Nobel Prize winners, ex-ministers demand Israel adopt education reforms
Leaders summer protests initiate call to implement free compulsory education from the age of 3 as recommended by Trajtenberg Committee.
- Nobel Prize winners, ex-ministers demand Israel adopt education reforms
Prime Minister Benjamin Netanyahu should act immediately to implement the law mandating free and compulsory education from the age of 3, eight former education ministers and other public figures demanded on Saturday.
The former ministers - Aharon Yadlin, Yitzhak Navon, Shulamit Aloni, Amnon Rubenstein, Yitzhak Levy, Meir Sheetrit, Yossi Sarid and Yuli Tamir - were joined by four Israeli Nobel Prize laureates and three Israel Prize laureates in education.
The four Nobel laureates signing the letter were professors Dan Shechtman, Aaron Ciechanover, Avraham Hershko and Daniel Kahneman. Israel Prize laureates among the signatories were professors Chaim Adler, Gavriel Salomon and Rina Shapira.
The leaders of this summer's social justice protests, including Stav Shaffir, Daphni Leef and Itzik Shmuli, initiated the letter after concern that the educational recommendations of the Trajtenberg Committee on socioeconomic reforms - convened after the protests - would receive the same watered-down treatment as plans on housing, public transport and high income tax rates.
The Trajtenberg Committee took special note that the growing economic burden on the parents of small children should be dealt with immediately, referring to the implementation of free and compulsory education from age 3, as well as afternoon child-care frameworks from ages 3 to 9, reducing costs to parents and prices of text books.
"For the first time in years, the social protest put education at the top of the public agenda and opened a window to unprecedented change in the government's policy," the letter stated.
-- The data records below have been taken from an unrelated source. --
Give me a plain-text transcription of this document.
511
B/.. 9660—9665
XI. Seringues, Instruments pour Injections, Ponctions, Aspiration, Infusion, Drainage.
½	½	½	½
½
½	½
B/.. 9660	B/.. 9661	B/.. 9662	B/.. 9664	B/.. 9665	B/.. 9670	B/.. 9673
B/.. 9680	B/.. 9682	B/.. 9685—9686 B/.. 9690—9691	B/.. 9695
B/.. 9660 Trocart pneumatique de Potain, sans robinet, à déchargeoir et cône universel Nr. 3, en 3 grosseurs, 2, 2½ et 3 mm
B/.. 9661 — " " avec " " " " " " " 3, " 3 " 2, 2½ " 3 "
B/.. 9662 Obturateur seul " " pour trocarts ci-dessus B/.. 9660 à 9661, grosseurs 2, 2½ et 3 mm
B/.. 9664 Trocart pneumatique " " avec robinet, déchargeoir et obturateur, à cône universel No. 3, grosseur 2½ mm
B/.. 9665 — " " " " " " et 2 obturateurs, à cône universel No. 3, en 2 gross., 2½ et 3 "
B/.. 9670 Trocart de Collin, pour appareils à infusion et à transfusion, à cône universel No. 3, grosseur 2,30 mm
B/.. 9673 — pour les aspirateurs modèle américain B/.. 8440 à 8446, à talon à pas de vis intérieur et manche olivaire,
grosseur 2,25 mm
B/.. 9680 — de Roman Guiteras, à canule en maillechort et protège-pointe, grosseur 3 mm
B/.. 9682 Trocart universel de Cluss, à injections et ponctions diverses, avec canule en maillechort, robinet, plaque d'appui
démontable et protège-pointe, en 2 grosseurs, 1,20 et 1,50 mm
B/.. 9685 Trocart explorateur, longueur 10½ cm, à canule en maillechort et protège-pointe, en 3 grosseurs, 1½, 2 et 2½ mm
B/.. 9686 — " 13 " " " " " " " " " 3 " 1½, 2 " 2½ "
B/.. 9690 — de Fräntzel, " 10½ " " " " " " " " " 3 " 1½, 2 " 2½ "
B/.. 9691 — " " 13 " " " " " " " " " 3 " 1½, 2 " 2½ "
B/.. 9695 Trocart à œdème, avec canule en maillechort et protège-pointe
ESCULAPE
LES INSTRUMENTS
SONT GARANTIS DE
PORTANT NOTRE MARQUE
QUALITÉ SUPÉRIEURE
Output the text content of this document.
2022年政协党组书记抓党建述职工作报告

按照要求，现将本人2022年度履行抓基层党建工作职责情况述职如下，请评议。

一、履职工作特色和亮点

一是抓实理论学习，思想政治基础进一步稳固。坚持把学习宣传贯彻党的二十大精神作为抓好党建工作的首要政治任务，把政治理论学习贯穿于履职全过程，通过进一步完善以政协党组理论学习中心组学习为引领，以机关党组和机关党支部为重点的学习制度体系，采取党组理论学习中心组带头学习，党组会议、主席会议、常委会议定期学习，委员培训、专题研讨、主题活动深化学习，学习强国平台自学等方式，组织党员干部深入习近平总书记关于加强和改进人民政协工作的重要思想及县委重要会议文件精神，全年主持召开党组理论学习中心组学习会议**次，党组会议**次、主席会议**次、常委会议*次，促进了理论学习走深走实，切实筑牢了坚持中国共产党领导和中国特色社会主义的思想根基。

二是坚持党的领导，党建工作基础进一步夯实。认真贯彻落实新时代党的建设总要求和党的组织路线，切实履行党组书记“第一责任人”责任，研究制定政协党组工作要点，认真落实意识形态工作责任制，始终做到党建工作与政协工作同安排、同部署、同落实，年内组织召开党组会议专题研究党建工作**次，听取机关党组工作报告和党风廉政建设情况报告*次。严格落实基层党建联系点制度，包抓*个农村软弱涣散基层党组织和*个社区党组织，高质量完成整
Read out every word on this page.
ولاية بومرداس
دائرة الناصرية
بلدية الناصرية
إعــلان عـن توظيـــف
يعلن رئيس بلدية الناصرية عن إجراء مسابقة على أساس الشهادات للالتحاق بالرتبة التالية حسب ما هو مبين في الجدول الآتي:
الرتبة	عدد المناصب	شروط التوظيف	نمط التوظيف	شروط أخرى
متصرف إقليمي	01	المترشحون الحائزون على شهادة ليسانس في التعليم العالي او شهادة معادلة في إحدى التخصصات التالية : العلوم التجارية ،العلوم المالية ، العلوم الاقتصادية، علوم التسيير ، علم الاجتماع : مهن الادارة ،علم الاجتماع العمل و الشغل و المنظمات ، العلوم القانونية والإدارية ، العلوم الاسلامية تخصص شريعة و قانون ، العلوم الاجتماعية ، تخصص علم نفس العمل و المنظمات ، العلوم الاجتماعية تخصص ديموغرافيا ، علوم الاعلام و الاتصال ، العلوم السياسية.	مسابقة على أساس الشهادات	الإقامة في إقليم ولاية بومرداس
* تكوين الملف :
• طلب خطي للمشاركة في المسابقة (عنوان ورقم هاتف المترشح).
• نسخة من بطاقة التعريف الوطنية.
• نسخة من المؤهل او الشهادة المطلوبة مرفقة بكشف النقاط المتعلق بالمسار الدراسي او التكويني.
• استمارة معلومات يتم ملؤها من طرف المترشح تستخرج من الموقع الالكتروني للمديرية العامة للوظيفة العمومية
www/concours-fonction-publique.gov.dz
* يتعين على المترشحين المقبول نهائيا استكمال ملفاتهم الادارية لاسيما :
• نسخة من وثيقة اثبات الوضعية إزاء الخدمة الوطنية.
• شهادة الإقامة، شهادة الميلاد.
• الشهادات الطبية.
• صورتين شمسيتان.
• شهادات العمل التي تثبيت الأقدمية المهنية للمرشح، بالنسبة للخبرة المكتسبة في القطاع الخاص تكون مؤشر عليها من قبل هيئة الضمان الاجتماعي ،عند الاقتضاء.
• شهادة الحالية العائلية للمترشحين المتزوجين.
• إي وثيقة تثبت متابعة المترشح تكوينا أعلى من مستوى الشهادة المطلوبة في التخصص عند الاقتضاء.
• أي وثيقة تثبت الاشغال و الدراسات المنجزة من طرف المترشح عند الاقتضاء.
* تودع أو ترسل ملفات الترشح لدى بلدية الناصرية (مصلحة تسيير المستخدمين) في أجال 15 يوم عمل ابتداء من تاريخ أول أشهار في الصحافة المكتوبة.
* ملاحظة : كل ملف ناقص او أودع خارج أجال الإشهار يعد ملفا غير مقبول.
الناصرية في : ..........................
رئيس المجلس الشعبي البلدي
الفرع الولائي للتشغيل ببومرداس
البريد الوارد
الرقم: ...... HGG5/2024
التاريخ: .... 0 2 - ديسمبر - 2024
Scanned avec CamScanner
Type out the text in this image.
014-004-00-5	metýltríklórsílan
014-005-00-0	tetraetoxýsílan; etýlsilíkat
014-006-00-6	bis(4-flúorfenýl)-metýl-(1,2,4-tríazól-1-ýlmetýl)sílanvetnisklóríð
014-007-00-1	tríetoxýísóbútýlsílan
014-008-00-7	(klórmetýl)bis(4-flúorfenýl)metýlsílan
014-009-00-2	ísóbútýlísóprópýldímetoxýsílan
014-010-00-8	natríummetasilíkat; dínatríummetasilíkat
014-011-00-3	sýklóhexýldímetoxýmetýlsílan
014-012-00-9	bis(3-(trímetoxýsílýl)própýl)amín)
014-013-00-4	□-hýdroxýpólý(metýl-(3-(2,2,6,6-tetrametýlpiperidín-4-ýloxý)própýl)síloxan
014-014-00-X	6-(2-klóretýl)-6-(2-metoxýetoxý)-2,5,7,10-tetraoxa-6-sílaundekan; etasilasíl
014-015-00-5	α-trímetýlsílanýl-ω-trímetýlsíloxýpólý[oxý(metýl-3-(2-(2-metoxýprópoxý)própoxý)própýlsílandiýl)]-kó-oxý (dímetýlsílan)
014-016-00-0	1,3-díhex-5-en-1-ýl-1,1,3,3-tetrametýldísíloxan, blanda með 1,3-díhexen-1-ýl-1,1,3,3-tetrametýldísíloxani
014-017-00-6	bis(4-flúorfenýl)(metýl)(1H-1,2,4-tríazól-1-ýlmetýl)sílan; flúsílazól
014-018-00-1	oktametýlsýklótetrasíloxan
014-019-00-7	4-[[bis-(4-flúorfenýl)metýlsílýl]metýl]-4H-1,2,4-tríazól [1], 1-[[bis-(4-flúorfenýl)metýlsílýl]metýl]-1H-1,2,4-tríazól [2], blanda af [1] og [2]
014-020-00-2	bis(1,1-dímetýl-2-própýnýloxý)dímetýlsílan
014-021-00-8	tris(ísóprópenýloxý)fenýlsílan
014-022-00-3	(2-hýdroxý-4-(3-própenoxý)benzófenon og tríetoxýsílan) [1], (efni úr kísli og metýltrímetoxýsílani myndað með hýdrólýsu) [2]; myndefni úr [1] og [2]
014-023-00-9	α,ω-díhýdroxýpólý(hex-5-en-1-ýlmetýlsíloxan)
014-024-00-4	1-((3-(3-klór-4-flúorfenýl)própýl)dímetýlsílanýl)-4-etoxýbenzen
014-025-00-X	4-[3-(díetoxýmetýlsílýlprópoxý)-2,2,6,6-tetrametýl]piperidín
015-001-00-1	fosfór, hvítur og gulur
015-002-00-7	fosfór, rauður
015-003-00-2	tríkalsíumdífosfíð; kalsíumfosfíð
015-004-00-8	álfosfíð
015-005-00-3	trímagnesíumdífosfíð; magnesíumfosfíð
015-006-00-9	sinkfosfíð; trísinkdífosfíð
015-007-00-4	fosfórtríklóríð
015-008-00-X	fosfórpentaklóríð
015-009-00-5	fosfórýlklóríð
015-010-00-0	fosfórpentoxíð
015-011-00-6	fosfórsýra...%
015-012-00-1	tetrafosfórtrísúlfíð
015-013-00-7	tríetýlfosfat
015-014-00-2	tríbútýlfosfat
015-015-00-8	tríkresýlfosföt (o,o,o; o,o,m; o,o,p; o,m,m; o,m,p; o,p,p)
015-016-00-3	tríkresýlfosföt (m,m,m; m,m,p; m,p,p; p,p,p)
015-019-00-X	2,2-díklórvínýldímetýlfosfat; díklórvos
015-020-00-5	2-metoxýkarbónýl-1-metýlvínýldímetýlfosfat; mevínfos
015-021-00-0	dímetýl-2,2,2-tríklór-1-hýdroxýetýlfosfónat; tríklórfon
The signatories reminded Netanyahu that the Trajtenberg Committee recommended that the educational changes be implemented by this coming January. "Although the prime minister announced that he would adopt the committee's recommendations in full, the government has approved only some," and funding free and compulsory education for younger children was not among them," the letter also stated.
Former Education Minister Rabbi Yitzhak Levy said in a statement: "There is complete consensus among educational experts with regard to the damage done to children at an age so critical for their education by being cared for in private unsupervised frameworks that adhere to no reasonable standard. What is more, the cost of the day care centers is sky-high."
On Saturday, Stav Shaffir noted: "In the 27 years since the free and compulsory education law was enacted, education in Israel has grown worse, the burden of payments on parents has become heavier, and social gaps between outlying areas and the center have widened." Shaffir said the fact that parents had to pay thousands of shekels a month "immediately impairs the lifelong chances of children who do not come from homes with means."
Shaffir added that while the committee's recommendations were far from satisfactory, Netanyahu has "spent the two months since they were published mainly obviating them one by one, especially the positive ones."